Although lifileucel was granted accelerated approval by the FDA, the agency has signaled that it wants more information to fully confirm its benefits and safety before granting full approval.

The current approval was bestowed based on the results of a phase 2 clinical trial involving 73 patients treated with the investigational drug:

  • The overall response rate (ORR) was 31.5%, indicating the proportion of patients who achieved partial or complete response to the therapy.
  • Complete response (CR), defined as the total disappearance of all target lesions, was observed in 3 patients.
  • Partial response (PR), reflecting a significant reduction in tumor burden, was achieved by 20 patients, contributing to the overall beneficial response rate.
  • Progression-free survival (PFS) rates at six, nine, and twelve months demonstrated a significant percentage of patients experienced no disease progression or mortality. These findings indicate the therapy’s potential in delaying disease progression and extending survival in treated patients.

Lifileucel was found safe. However, the full treatment regimen did carry side effects, such as nausea, fatigue and risk of other illnesses, which were generally considered manageable and a reasonable tradeoff given the drug’s potential benefit for treating an otherwise deadly cancer.

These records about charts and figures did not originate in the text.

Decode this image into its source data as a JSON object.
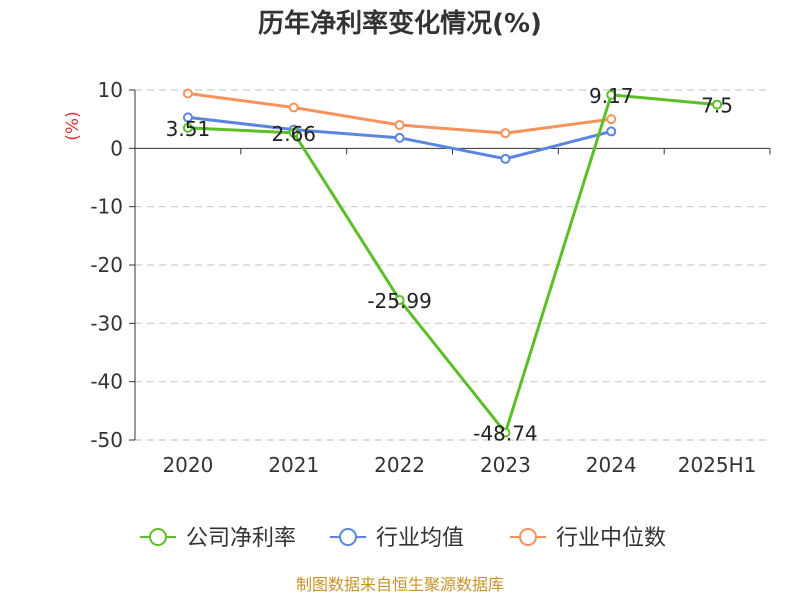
{
  "chart_data": {
    "type": "line",
    "title": "历年净利率变化情况(%)",
    "unit_label": "(%)",
    "categories": [
      "2020",
      "2021",
      "2022",
      "2023",
      "2024",
      "2025H1"
    ],
    "y_ticks": [
      "10",
      "0",
      "-10",
      "-20",
      "-30",
      "-40",
      "-50"
    ],
    "ylim": [
      -50,
      10
    ],
    "grid": "horizontal dashed",
    "legend_position": "bottom",
    "series": [
      {
        "name": "公司净利率",
        "color": "#5cbf27",
        "values": [
          3.51,
          2.66,
          -25.99,
          -48.74,
          9.17,
          7.5
        ],
        "labels": [
          "3.51",
          "2.66",
          "-25.99",
          "-48.74",
          "9.17",
          "7.5"
        ]
      },
      {
        "name": "行业均值",
        "color": "#5b86e0",
        "values": [
          5.3,
          3.2,
          1.8,
          -1.8,
          2.9,
          null
        ]
      },
      {
        "name": "行业中位数",
        "color": "#f6935c",
        "values": [
          9.4,
          7.0,
          4.0,
          2.6,
          5.0,
          null
        ]
      }
    ],
    "source": "制图数据来自恒生聚源数据库"
  }
}
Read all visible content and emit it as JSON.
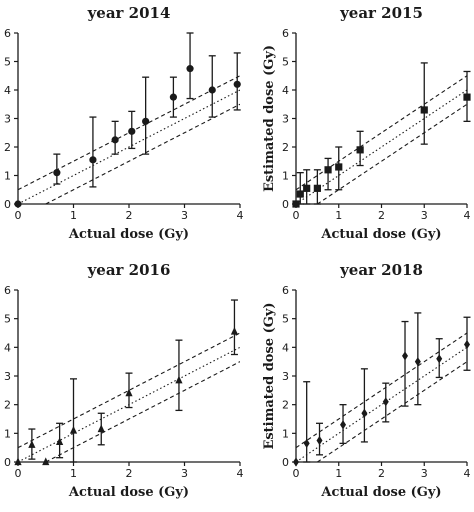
{
  "chart_data": [
    {
      "type": "scatter",
      "title": "year 2014",
      "xlabel": "Actual dose (Gy)",
      "ylabel": "Estimated dose (Gy)",
      "xlim": [
        0,
        4
      ],
      "ylim": [
        0,
        6
      ],
      "xticks": [
        "0",
        "1",
        "2",
        "3",
        "4"
      ],
      "yticks": [
        "0",
        "1",
        "2",
        "3",
        "4",
        "5",
        "6"
      ],
      "marker": "circle",
      "reference_lines": [
        "y = x (dotted)",
        "y = x + 0.5 (dashed)",
        "y = x - 0.5 (dashed)"
      ],
      "grid": false,
      "points": [
        {
          "x": 0.0,
          "y": 0.0,
          "lo": 0.0,
          "hi": 0.0
        },
        {
          "x": 0.7,
          "y": 1.1,
          "lo": 0.7,
          "hi": 1.75
        },
        {
          "x": 1.35,
          "y": 1.55,
          "lo": 0.6,
          "hi": 3.05
        },
        {
          "x": 1.75,
          "y": 2.25,
          "lo": 1.75,
          "hi": 2.9
        },
        {
          "x": 2.05,
          "y": 2.55,
          "lo": 1.95,
          "hi": 3.25
        },
        {
          "x": 2.3,
          "y": 2.9,
          "lo": 1.75,
          "hi": 4.45
        },
        {
          "x": 2.8,
          "y": 3.75,
          "lo": 3.05,
          "hi": 4.45
        },
        {
          "x": 3.1,
          "y": 4.75,
          "lo": 3.7,
          "hi": 6.0
        },
        {
          "x": 3.5,
          "y": 4.0,
          "lo": 3.05,
          "hi": 5.2
        },
        {
          "x": 3.95,
          "y": 4.2,
          "lo": 3.3,
          "hi": 5.3
        }
      ]
    },
    {
      "type": "scatter",
      "title": "year 2015",
      "xlabel": "Actual dose (Gy)",
      "ylabel": "Estimated dose (Gy)",
      "xlim": [
        0,
        4
      ],
      "ylim": [
        0,
        6
      ],
      "xticks": [
        "0",
        "1",
        "2",
        "3",
        "4"
      ],
      "yticks": [
        "0",
        "1",
        "2",
        "3",
        "4",
        "5",
        "6"
      ],
      "marker": "square",
      "reference_lines": [
        "y = x (dotted)",
        "y = x + 0.5 (dashed)",
        "y = x - 0.5 (dashed)"
      ],
      "grid": false,
      "points": [
        {
          "x": 0.0,
          "y": 0.0,
          "lo": 0.0,
          "hi": 0.0
        },
        {
          "x": 0.1,
          "y": 0.35,
          "lo": 0.0,
          "hi": 1.1
        },
        {
          "x": 0.25,
          "y": 0.55,
          "lo": 0.0,
          "hi": 1.2
        },
        {
          "x": 0.5,
          "y": 0.55,
          "lo": 0.0,
          "hi": 1.2
        },
        {
          "x": 0.75,
          "y": 1.2,
          "lo": 0.5,
          "hi": 1.6
        },
        {
          "x": 1.0,
          "y": 1.3,
          "lo": 0.5,
          "hi": 2.0
        },
        {
          "x": 1.5,
          "y": 1.9,
          "lo": 1.35,
          "hi": 2.55
        },
        {
          "x": 3.0,
          "y": 3.3,
          "lo": 2.1,
          "hi": 4.95
        },
        {
          "x": 4.0,
          "y": 3.75,
          "lo": 2.9,
          "hi": 4.65
        }
      ]
    },
    {
      "type": "scatter",
      "title": "year 2016",
      "xlabel": "Actual dose (Gy)",
      "ylabel": "Estimated dose (Gy)",
      "xlim": [
        0,
        4
      ],
      "ylim": [
        0,
        6
      ],
      "xticks": [
        "0",
        "1",
        "2",
        "3",
        "4"
      ],
      "yticks": [
        "0",
        "1",
        "2",
        "3",
        "4",
        "5",
        "6"
      ],
      "marker": "triangle",
      "reference_lines": [
        "y = x (dotted)",
        "y = x + 0.5 (dashed)",
        "y = x - 0.5 (dashed)"
      ],
      "grid": false,
      "points": [
        {
          "x": 0.0,
          "y": 0.0,
          "lo": 0.0,
          "hi": 0.0
        },
        {
          "x": 0.25,
          "y": 0.6,
          "lo": 0.1,
          "hi": 1.15
        },
        {
          "x": 0.5,
          "y": 0.0,
          "lo": 0.0,
          "hi": 0.0
        },
        {
          "x": 0.75,
          "y": 0.7,
          "lo": 0.15,
          "hi": 1.35
        },
        {
          "x": 1.0,
          "y": 1.1,
          "lo": 0.0,
          "hi": 2.9
        },
        {
          "x": 1.5,
          "y": 1.15,
          "lo": 0.6,
          "hi": 1.7
        },
        {
          "x": 2.0,
          "y": 2.4,
          "lo": 1.9,
          "hi": 3.1
        },
        {
          "x": 2.9,
          "y": 2.85,
          "lo": 1.8,
          "hi": 4.25
        },
        {
          "x": 3.9,
          "y": 4.55,
          "lo": 3.75,
          "hi": 5.65
        }
      ]
    },
    {
      "type": "scatter",
      "title": "year 2018",
      "xlabel": "Actual dose (Gy)",
      "ylabel": "Estimated dose (Gy)",
      "xlim": [
        0,
        4
      ],
      "ylim": [
        0,
        6
      ],
      "xticks": [
        "0",
        "1",
        "2",
        "3",
        "4"
      ],
      "yticks": [
        "0",
        "1",
        "2",
        "3",
        "4",
        "5",
        "6"
      ],
      "marker": "diamond",
      "reference_lines": [
        "y = x (dotted)",
        "y = x + 0.5 (dashed)",
        "y = x - 0.5 (dashed)"
      ],
      "grid": false,
      "points": [
        {
          "x": 0.0,
          "y": 0.0,
          "lo": 0.0,
          "hi": 0.0
        },
        {
          "x": 0.25,
          "y": 0.65,
          "lo": 0.0,
          "hi": 2.8
        },
        {
          "x": 0.55,
          "y": 0.75,
          "lo": 0.25,
          "hi": 1.35
        },
        {
          "x": 1.1,
          "y": 1.3,
          "lo": 0.65,
          "hi": 2.0
        },
        {
          "x": 1.6,
          "y": 1.7,
          "lo": 0.7,
          "hi": 3.25
        },
        {
          "x": 2.1,
          "y": 2.1,
          "lo": 1.4,
          "hi": 2.75
        },
        {
          "x": 2.55,
          "y": 3.7,
          "lo": 1.95,
          "hi": 4.9
        },
        {
          "x": 2.85,
          "y": 3.5,
          "lo": 2.0,
          "hi": 5.2
        },
        {
          "x": 3.35,
          "y": 3.6,
          "lo": 2.95,
          "hi": 4.3
        },
        {
          "x": 4.0,
          "y": 4.1,
          "lo": 3.2,
          "hi": 5.05
        }
      ]
    }
  ]
}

Side effects specific to the drug included rapid heart rate, fluid build up, rash, hair loss and respiratory difficulties.

Looking Forward

A larger Phase 3 trial is currently underway to confirm lifileucel’s success in treating metastatic melanoma. If the trial has good results, it should lead to the drug’s full FDA approval.

As Dr. Amaria notes, TIL therapy is being looked at for treating other cancers as well. 

“The current Phase 3 doesn’t include any major tweaking of manufacturing to improve outcomes. However, there are a number of ongoing clinical trials looking to genetically manipulate TIL to hopefully make them more effective and to improve on safety,” he says.

Of concern, one recent TIL trial looking at non-small cell lung cancer was stopped after a participant died. The trialists surmised that the death could have been related to chemotherapy or interleukin 2 versus the TIL.